Y escupió al suelo, cerca de su pie.
Los Aliarici llegaron y se detuvieron a unos pasos de distancia.
Su líder, Herve, conocido por su buen comer, tuvo que girarse y sujetarse con las dos manos al animal, para poder saltar y bajar sin dificultad.
— Quiero hablar con Breogán —dijo, mostrando de manera clara que no le interesaban los demás.
Algunos de sus guerreros se acercaron con las armas preparadas. A través de un leve gesto, Breogán les indicó que aguardaran.
— Pues habla —respondió Bieito interviniendo por él, con semblante amenazador—. A ver qué escupes por esa boca, Herve. Te recuerdo que cuando perdiste esta batalla, nos diste tu palabra de no volver a traicionar la confianza del Rí de la Gaedheal.

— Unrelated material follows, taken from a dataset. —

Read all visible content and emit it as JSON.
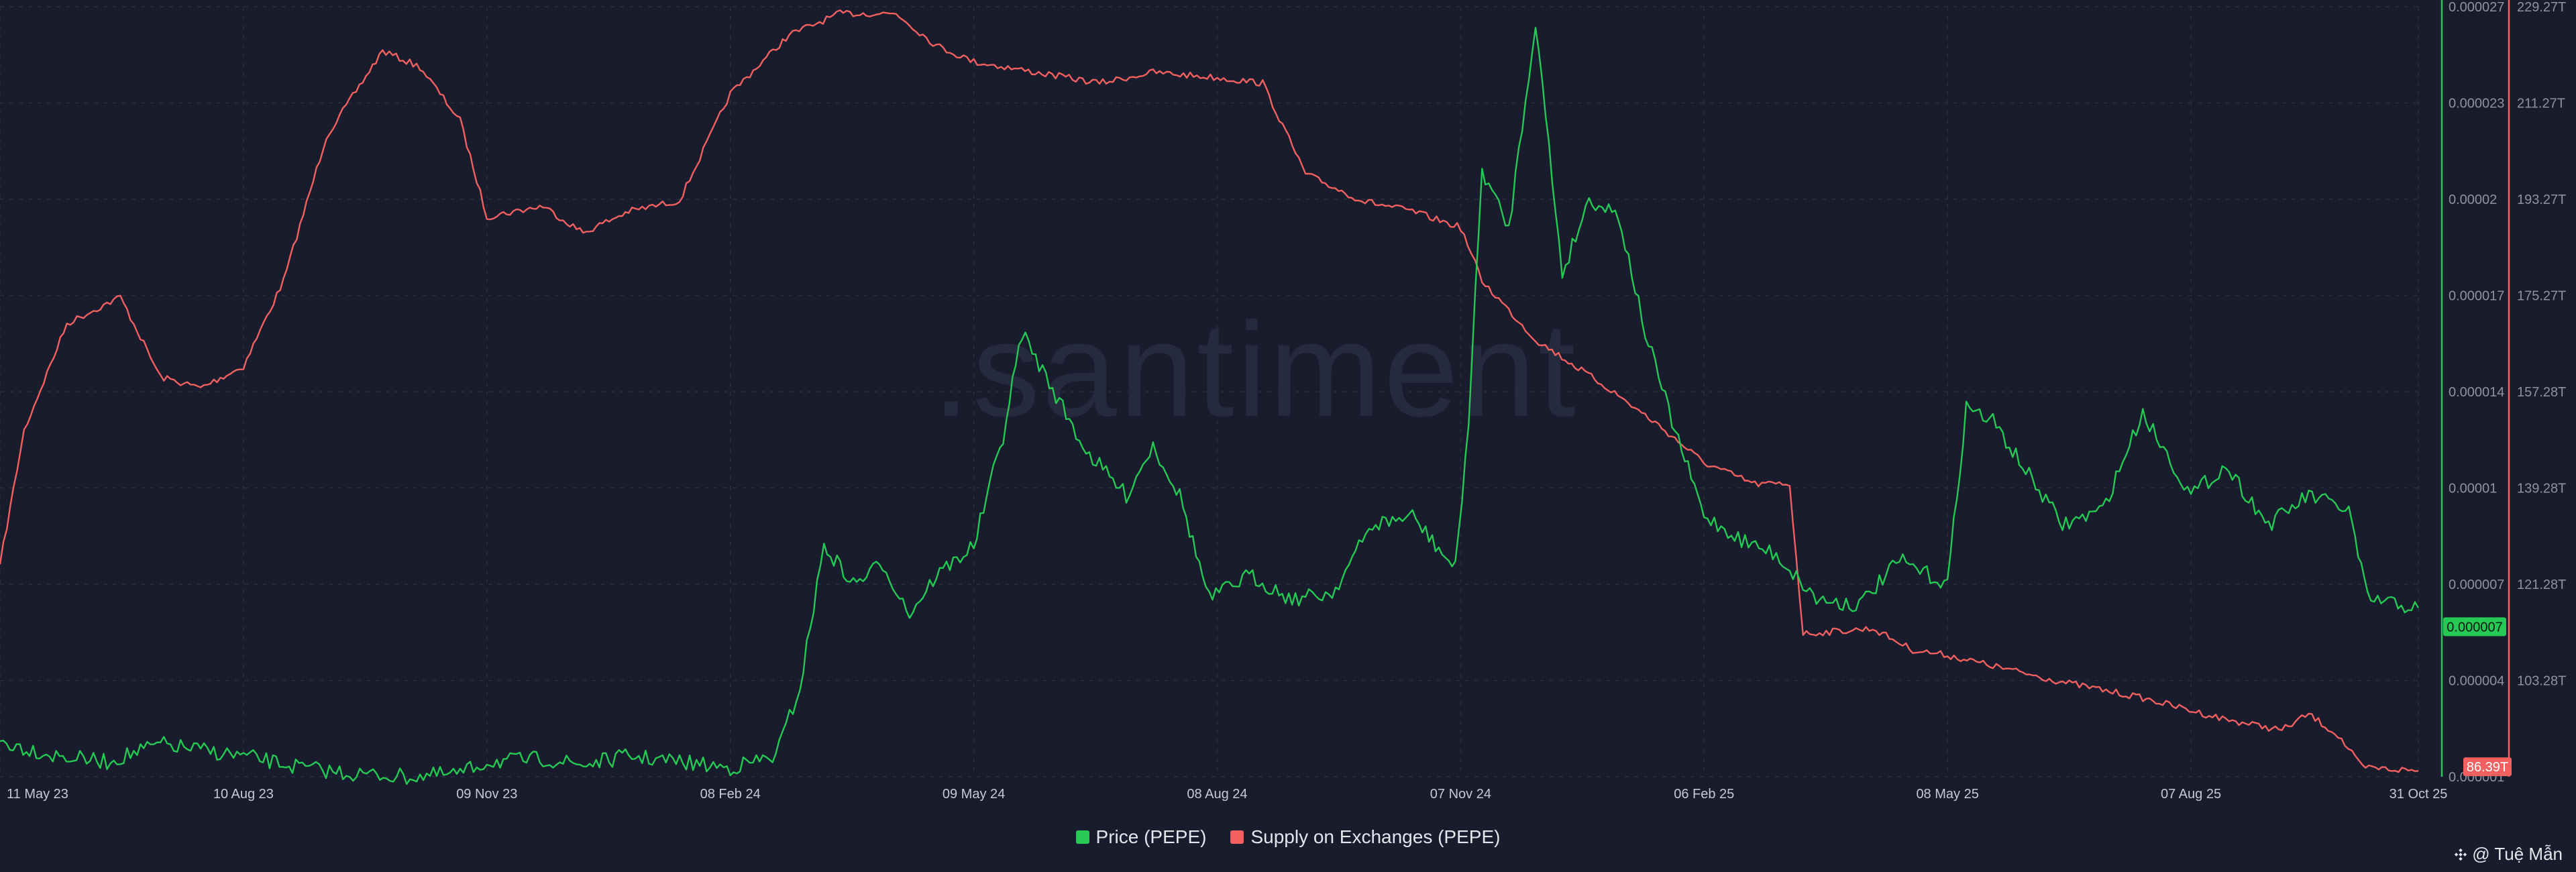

Su druida había puesto énfasis en la palabra rey y Breogán juraría que Herve rechinó los dientes con enfado.
— ¿Qué vas a decirle? ¿Vas a claudicar o estás seguro de que quieres volver a levantar tu espada en contra de él? —insistió Tristán, sarcástico —. ¿Qué respuesta le darás?
Lo vio dudar. Los labios de su contrincante se contrajeron en un gesto de clara impotencia y coraje, antes de encogerse de hombros con pesar.
Tras Herve, sus hijos también permanecían a la espera de la decisión de su padre. La más joven contemplaba el horizonte, absorta, como si entre la espesa bruma, los Dioses Padres fueran a mandarle una respuesta.
Pero no la había. Las deidades ya habían hecho bastante en el pasado. Los descendientes eran los únicos causantes de tanta desdicha y quienes debían solucionarlo. Y Breogán el desgraciado intermediario que luchaba por arreglarlo.
Entonces algo sucedió. Breogán así lo percibió. Notó el cambio en su semblante. Herve levantó las cejas y sus diminutos ojos se abrieron como dos pozos de profunda agonía. El disgusto se abrió paso sobre su congoja y la furia doblegó su voluntad y arrebato.
Su enemigo desenvainó el arma, la agarró con las dos manos y colérico, blandió la espada con todas sus fuerzas hacia él.
El Rí maldijo para sus adentros y en voz alta, antes de arrancar la suya del suelo y prepararse para recibirlo.